L’argent doit aller directement de l’Europe aux projets concrets dans les territoires sans transiter par les structures et les Etats. Il faut éviter de reproduire ce qui se passe avec le fond leader: 700 millions qui seront perdus pour la France s’ils ne sont pas utilisés d’ici 2020 car seule une petite partie a été versée par l’Etat aux régions à cause, paraît-il, d’un problème informatique à Bercy.

Cependant l’Europe doit aussi continuer à financer de grands projets européens structurants pour favoriser le report modal comme le Lyon-Turin et le Canal Seine Nord et de grands projets d’avenir. Nous proposons de lancer un plan européen de mobilités durables avec un objectif clair : l’Europe doit devenir leader mondial dans la voiture électrique, la production et le recyclage des batteries et investir dans le déploiement des réseaux de recharge sur les autoroutes européennes.

Par ailleurs nous devons nous doter d’outils plus démocratiques sur les sujets climatiques et environnementaux : nous proposons de renforcer l’Initiative Citoyenne Européenne pour la rendre plus accessible et transparente. Aujourd’hui lorsqu’il y a 1 million de signatures qui viennent d’au moins 25% des Etats Membres la commission décide des mesures de suivi à lui donner. Nous proposons que toute ICE soit examinée obligatoirement par le PE.
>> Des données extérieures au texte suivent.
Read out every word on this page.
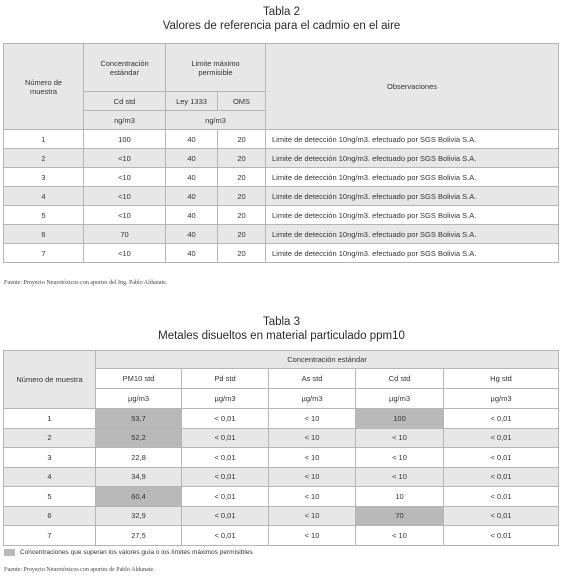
Tabla 2
Valores de referencia para el cadmio en el aire
Número de muestra	Concentración estándar	Limite máximo permisible		Observaciones
	Cd std	Ley 1333	OMS	
	ng/m3	ng/m3		
1	100	40	20	Limite de detección 10ng/m3. efectuado por SGS Bolivia S.A.
2	<10	40	20	Limite de detección 10ng/m3. efectuado por SGS Bolivia S.A.
3	<10	40	20	Limite de detección 10ng/m3. efectuado por SGS Bolivia S.A.
4	<10	40	20	Limite de detección 10ng/m3. efectuado por SGS Bolivia S.A.
5	<10	40	20	Limite de detección 10ng/m3. efectuado por SGS Bolivia S.A.
6	70	40	20	Limite de detección 10ng/m3. efectuado por SGS Bolivia S.A.
7	<10	40	20	Limite de detección 10ng/m3. efectuado por SGS Bolivia S.A.
Fuente: Proyecto Neurotóxicos con aportes del Ing. Pablo Aldunate.
Tabla 3
Metales disueltos en material particulado ppm10
Número de muestra	Concentración estándar				
	PM10 std	Pd std	As std	Cd std	Hg std
	µg/m3	µg/m3	µg/m3	µg/m3	µg/m3
1	53,7	< 0,01	< 10	100	< 0,01
2	52,2	< 0,01	< 10	< 10	< 0,01
3	22,8	< 0,01	< 10	< 10	< 0,01
4	34,9	< 0,01	< 10	< 10	< 0,01
5	60,4	< 0,01	< 10	10	< 0,01
6	32,9	< 0,01	< 10	70	< 0,01
7	27,5	< 0,01	< 10	< 10	< 0,01
Concentraciones que superan los valores guía o los límites máximos permisibles
Fuente: Proyecto Neurotóxicos con aportes de Pablo Aldunate.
En conclusion, je voudrais paraphraser Philippe Charlez, expert des questions énergétiques à l’Institut Sapiens en disant, comme il le dit à propos de la transition énergétique, que le développement durable a deux ennemis : le premier  est l’écologie politique « punitive » qui hypertrophie le pilier environnemental aux dépends du progrès social et de la compétitivité économique. Son idéal est la décroissance économique. Nous le récusons.

Le second est le nationalisme qui par nature disproportionne les piliers économique et social aux dépens du pilier environnemental. Nous le récusons aussi.

L’Europe a besoin, sur ce sujet clé, d’un débat serein, pragmatique et responsable qui s’appuie sur des donnés objectives et non pas sur des schémas idéologiques ou électoralistes.